After adopting Min there remained a huge hole in my heart. I could not understand why having a family came so difficult to us. I could not accept that a pregnancy was not in the cards for me. And even though I was finally a mom, I knew I wanted more than one child. And I had no idea how that was going to happen.

Deciding to take the plunge and begin a second adoption was extremely exciting. We didn’t have the money laying around, but we found a way to finance the adoption. Once that was figured out and we were reliving the adoption process, I felt a sense of peace. We would give Min a sibling. I would be able to carry around a baby again. We would be a family of 4.

Here I am one year later and my little Wee is home.
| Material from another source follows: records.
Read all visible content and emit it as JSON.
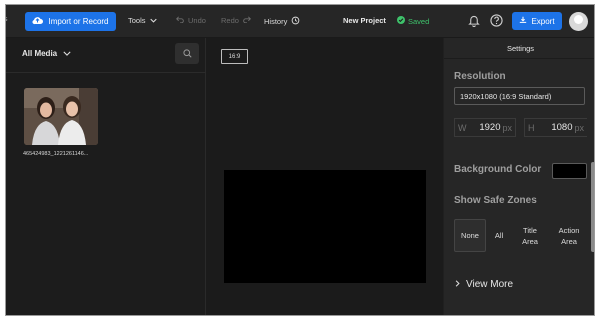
{
  "topbar": {
    "edge_text": "s",
    "import_label": "Import or Record",
    "tools_label": "Tools",
    "undo_label": "Undo",
    "redo_label": "Redo",
    "history_label": "History",
    "project_name": "New Project",
    "saved_label": "Saved",
    "export_label": "Export"
  },
  "left_panel": {
    "media_dropdown": "All Media",
    "media_items": [
      {
        "name": "465424983_1221261146..."
      }
    ]
  },
  "center": {
    "aspect_ratio": "16:9"
  },
  "settings": {
    "tab_label": "Settings",
    "resolution_title": "Resolution",
    "resolution_value": "1920x1080 (16:9 Standard)",
    "width_label": "W",
    "width_value": "1920",
    "height_label": "H",
    "height_value": "1080",
    "unit": "px",
    "background_title": "Background Color",
    "background_color": "#000000",
    "safe_zones_title": "Show Safe Zones",
    "safe_zones": [
      {
        "label": "None",
        "active": true
      },
      {
        "label": "All",
        "active": false
      },
      {
        "label": "Title\nArea",
        "active": false
      },
      {
        "label": "Action\nArea",
        "active": false
      }
    ],
    "view_more_label": "View More"
  },
  "colors": {
    "accent": "#1d73e8",
    "saved": "#3ec26b"
  }
}
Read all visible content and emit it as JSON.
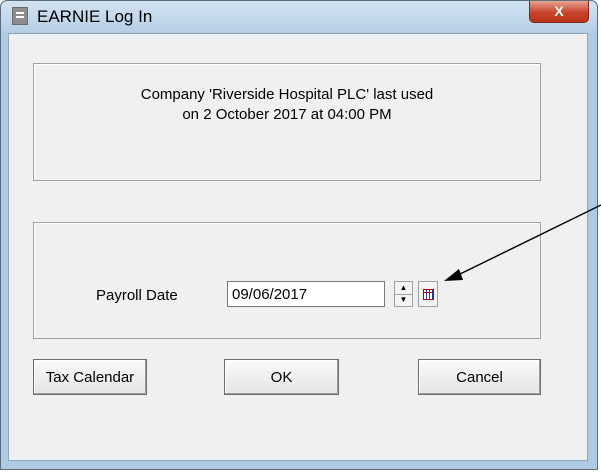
{
  "window": {
    "title": "EARNIE Log In",
    "close_label": "X"
  },
  "info": {
    "line1": "Company 'Riverside Hospital PLC' last used",
    "line2": "on 2 October 2017 at 04:00 PM"
  },
  "payroll": {
    "label": "Payroll Date",
    "value": "09/06/2017"
  },
  "buttons": {
    "tax_calendar": "Tax Calendar",
    "ok": "OK",
    "cancel": "Cancel"
  }
}
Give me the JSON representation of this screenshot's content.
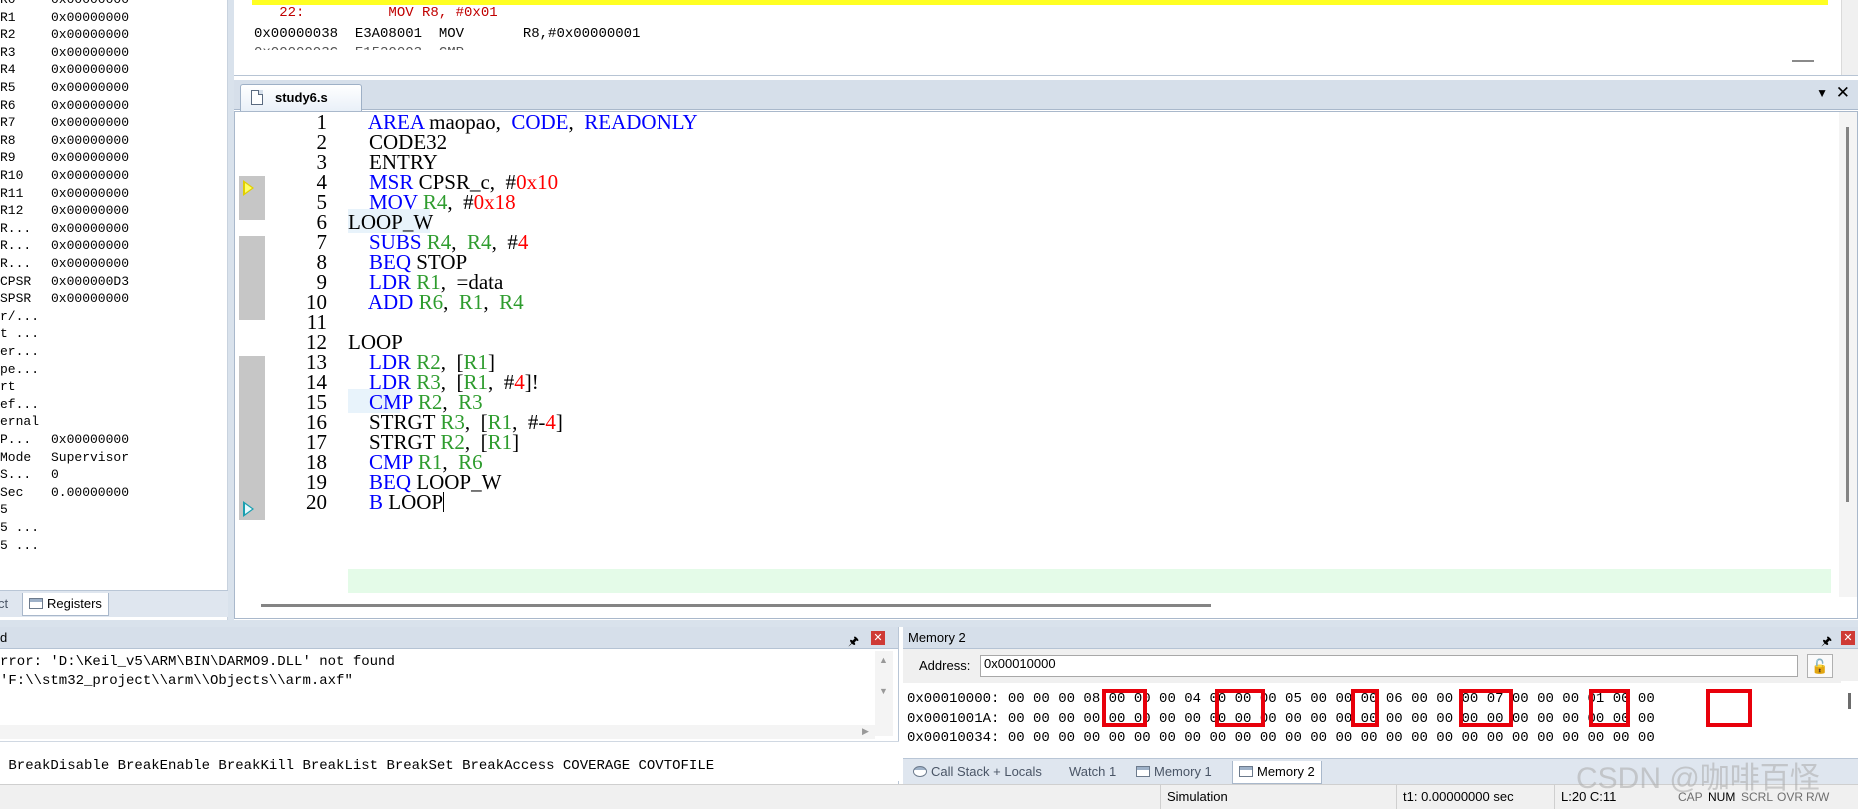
{
  "registers": [
    {
      "name": "R0",
      "value": "0x00000000"
    },
    {
      "name": "R1",
      "value": "0x00000000"
    },
    {
      "name": "R2",
      "value": "0x00000000"
    },
    {
      "name": "R3",
      "value": "0x00000000"
    },
    {
      "name": "R4",
      "value": "0x00000000"
    },
    {
      "name": "R5",
      "value": "0x00000000"
    },
    {
      "name": "R6",
      "value": "0x00000000"
    },
    {
      "name": "R7",
      "value": "0x00000000"
    },
    {
      "name": "R8",
      "value": "0x00000000"
    },
    {
      "name": "R9",
      "value": "0x00000000"
    },
    {
      "name": "R10",
      "value": "0x00000000"
    },
    {
      "name": "R11",
      "value": "0x00000000"
    },
    {
      "name": "R12",
      "value": "0x00000000"
    },
    {
      "name": "R...",
      "value": "0x00000000"
    },
    {
      "name": "R...",
      "value": "0x00000000"
    },
    {
      "name": "R...",
      "value": "0x00000000"
    },
    {
      "name": "CPSR",
      "value": "0x000000D3"
    },
    {
      "name": "SPSR",
      "value": "0x00000000"
    },
    {
      "name": "r/...",
      "value": ""
    },
    {
      "name": "t ...",
      "value": ""
    },
    {
      "name": "er...",
      "value": ""
    },
    {
      "name": "pe...",
      "value": ""
    },
    {
      "name": "rt",
      "value": ""
    },
    {
      "name": "ef...",
      "value": ""
    },
    {
      "name": "ernal",
      "value": ""
    },
    {
      "name": "P...",
      "value": "0x00000000"
    },
    {
      "name": "Mode",
      "value": "Supervisor"
    },
    {
      "name": "S...",
      "value": "0"
    },
    {
      "name": "Sec",
      "value": "0.00000000"
    },
    {
      "name": "5",
      "value": ""
    },
    {
      "name": "5 ...",
      "value": ""
    },
    {
      "name": "5 ...",
      "value": ""
    }
  ],
  "register_tabs": {
    "project": "ct",
    "registers": "Registers"
  },
  "disassembly": {
    "line_source": "   22:          MOV R8, #0x01",
    "line_instr": "0x00000038  E3A08001  MOV       R8,#0x00000001"
  },
  "editor": {
    "tab_label": "study6.s",
    "menu_glyph": "▼",
    "close_glyph": "✕",
    "lines": [
      {
        "n": "1",
        "segs": [
          {
            "t": "    ",
            "c": ""
          },
          {
            "t": "AREA",
            "c": "kw"
          },
          {
            "t": " maopao,  ",
            "c": ""
          },
          {
            "t": "CODE",
            "c": "kw"
          },
          {
            "t": ",  ",
            "c": ""
          },
          {
            "t": "READONLY",
            "c": "kw"
          }
        ]
      },
      {
        "n": "2",
        "segs": [
          {
            "t": "    CODE32",
            "c": ""
          }
        ]
      },
      {
        "n": "3",
        "segs": [
          {
            "t": "    ENTRY",
            "c": ""
          }
        ]
      },
      {
        "n": "4",
        "segs": [
          {
            "t": "    ",
            "c": ""
          },
          {
            "t": "MSR",
            "c": "kw"
          },
          {
            "t": " CPSR_c,  #",
            "c": ""
          },
          {
            "t": "0x10",
            "c": "nm"
          }
        ]
      },
      {
        "n": "5",
        "segs": [
          {
            "t": "    ",
            "c": ""
          },
          {
            "t": "MOV",
            "c": "kw"
          },
          {
            "t": " ",
            "c": ""
          },
          {
            "t": "R4",
            "c": "rg"
          },
          {
            "t": ",  #",
            "c": ""
          },
          {
            "t": "0x18",
            "c": "nm"
          }
        ]
      },
      {
        "n": "6",
        "segs": [
          {
            "t": "LOOP_W",
            "c": ""
          }
        ]
      },
      {
        "n": "7",
        "segs": [
          {
            "t": "    ",
            "c": ""
          },
          {
            "t": "SUBS",
            "c": "kw"
          },
          {
            "t": " ",
            "c": ""
          },
          {
            "t": "R4",
            "c": "rg"
          },
          {
            "t": ",  ",
            "c": ""
          },
          {
            "t": "R4",
            "c": "rg"
          },
          {
            "t": ",  #",
            "c": ""
          },
          {
            "t": "4",
            "c": "nm"
          }
        ]
      },
      {
        "n": "8",
        "segs": [
          {
            "t": "    ",
            "c": ""
          },
          {
            "t": "BEQ",
            "c": "kw"
          },
          {
            "t": " STOP",
            "c": ""
          }
        ]
      },
      {
        "n": "9",
        "segs": [
          {
            "t": "    ",
            "c": ""
          },
          {
            "t": "LDR",
            "c": "kw"
          },
          {
            "t": " ",
            "c": ""
          },
          {
            "t": "R1",
            "c": "rg"
          },
          {
            "t": ",  =data",
            "c": ""
          }
        ]
      },
      {
        "n": "10",
        "segs": [
          {
            "t": "    ",
            "c": ""
          },
          {
            "t": "ADD",
            "c": "kw"
          },
          {
            "t": " ",
            "c": ""
          },
          {
            "t": "R6",
            "c": "rg"
          },
          {
            "t": ",  ",
            "c": ""
          },
          {
            "t": "R1",
            "c": "rg"
          },
          {
            "t": ",  ",
            "c": ""
          },
          {
            "t": "R4",
            "c": "rg"
          }
        ]
      },
      {
        "n": "11",
        "segs": []
      },
      {
        "n": "12",
        "segs": [
          {
            "t": "LOOP",
            "c": ""
          }
        ]
      },
      {
        "n": "13",
        "segs": [
          {
            "t": "    ",
            "c": ""
          },
          {
            "t": "LDR",
            "c": "kw"
          },
          {
            "t": " ",
            "c": ""
          },
          {
            "t": "R2",
            "c": "rg"
          },
          {
            "t": ",  [",
            "c": ""
          },
          {
            "t": "R1",
            "c": "rg"
          },
          {
            "t": "]",
            "c": ""
          }
        ]
      },
      {
        "n": "14",
        "segs": [
          {
            "t": "    ",
            "c": ""
          },
          {
            "t": "LDR",
            "c": "kw"
          },
          {
            "t": " ",
            "c": ""
          },
          {
            "t": "R3",
            "c": "rg"
          },
          {
            "t": ",  [",
            "c": ""
          },
          {
            "t": "R1",
            "c": "rg"
          },
          {
            "t": ",  #",
            "c": ""
          },
          {
            "t": "4",
            "c": "nm"
          },
          {
            "t": "]!",
            "c": ""
          }
        ]
      },
      {
        "n": "15",
        "segs": [
          {
            "t": "    ",
            "c": ""
          },
          {
            "t": "CMP",
            "c": "kw"
          },
          {
            "t": " ",
            "c": ""
          },
          {
            "t": "R2",
            "c": "rg"
          },
          {
            "t": ",  ",
            "c": ""
          },
          {
            "t": "R3",
            "c": "rg"
          }
        ]
      },
      {
        "n": "16",
        "segs": [
          {
            "t": "    STRGT ",
            "c": ""
          },
          {
            "t": "R3",
            "c": "rg"
          },
          {
            "t": ",  [",
            "c": ""
          },
          {
            "t": "R1",
            "c": "rg"
          },
          {
            "t": ",  #-",
            "c": ""
          },
          {
            "t": "4",
            "c": "nm"
          },
          {
            "t": "]",
            "c": ""
          }
        ]
      },
      {
        "n": "17",
        "segs": [
          {
            "t": "    STRGT ",
            "c": ""
          },
          {
            "t": "R2",
            "c": "rg"
          },
          {
            "t": ",  [",
            "c": ""
          },
          {
            "t": "R1",
            "c": "rg"
          },
          {
            "t": "]",
            "c": ""
          }
        ]
      },
      {
        "n": "18",
        "segs": [
          {
            "t": "    ",
            "c": ""
          },
          {
            "t": "CMP",
            "c": "kw"
          },
          {
            "t": " ",
            "c": ""
          },
          {
            "t": "R1",
            "c": "rg"
          },
          {
            "t": ",  ",
            "c": ""
          },
          {
            "t": "R6",
            "c": "rg"
          }
        ]
      },
      {
        "n": "19",
        "segs": [
          {
            "t": "    ",
            "c": ""
          },
          {
            "t": "BEQ",
            "c": "kw"
          },
          {
            "t": " LOOP_W",
            "c": ""
          }
        ]
      },
      {
        "n": "20",
        "segs": [
          {
            "t": "    ",
            "c": ""
          },
          {
            "t": "B",
            "c": "kw"
          },
          {
            "t": " LOOP",
            "c": ""
          }
        ]
      }
    ]
  },
  "command": {
    "title": "d",
    "lines": [
      "rror: 'D:\\Keil_v5\\ARM\\BIN\\DARMO9.DLL' not found",
      "'F:\\\\stm32_project\\\\arm\\\\Objects\\\\arm.axf\""
    ],
    "help": " BreakDisable BreakEnable BreakKill BreakList BreakSet BreakAccess COVERAGE COVTOFILE",
    "pin": "🖈",
    "close": "✕"
  },
  "memory": {
    "title": "Memory 2",
    "address_label": "Address:",
    "address_value": "0x00010000",
    "rows": [
      "0x00010000: 00 00 00 08 00 00 00 04 00 00 00 05 00 00 00 06 00 00 00 07 00 00 00 01 00 00",
      "0x0001001A: 00 00 00 00 00 00 00 00 00 00 00 00 00 00 00 00 00 00 00 00 00 00 00 00 00 00",
      "0x00010034: 00 00 00 00 00 00 00 00 00 00 00 00 00 00 00 00 00 00 00 00 00 00 00 00 00 00"
    ],
    "highlighted_bytes": [
      "08",
      "04",
      "05",
      "06",
      "07",
      "01"
    ],
    "tabs": [
      "Call Stack + Locals",
      "Watch 1",
      "Memory 1",
      "Memory 2"
    ],
    "pin": "🖈",
    "close": "✕"
  },
  "status": {
    "mode": "Simulation",
    "time": "t1: 0.00000000 sec",
    "position": "L:20 C:11",
    "indicators": [
      "CAP",
      "NUM",
      "SCRL",
      "OVR",
      "R/W"
    ],
    "active_indicator": "NUM"
  },
  "watermark": "CSDN @咖啡百怪",
  "colors": {
    "keyword": "#0000ff",
    "register": "#2e9c2e",
    "number": "#ff0000",
    "current_line": "#e4fbe8",
    "highlight_box": "#e8000b",
    "disasm_highlight": "#ffff22"
  }
}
I have two boys. There are two car seats in my car. The baby is walking around the living room in his big brothers sneakers and having a blast. The two of them will fight over toys and the next minute are giggling with each other like old pals. The details I notice now that I have two kids are as minute as the details I noticed after finally becoming a mother. Sometimes I catch myself noticing the smallest event in my day regarding my kids and wonder if all parents see parenting the way I do.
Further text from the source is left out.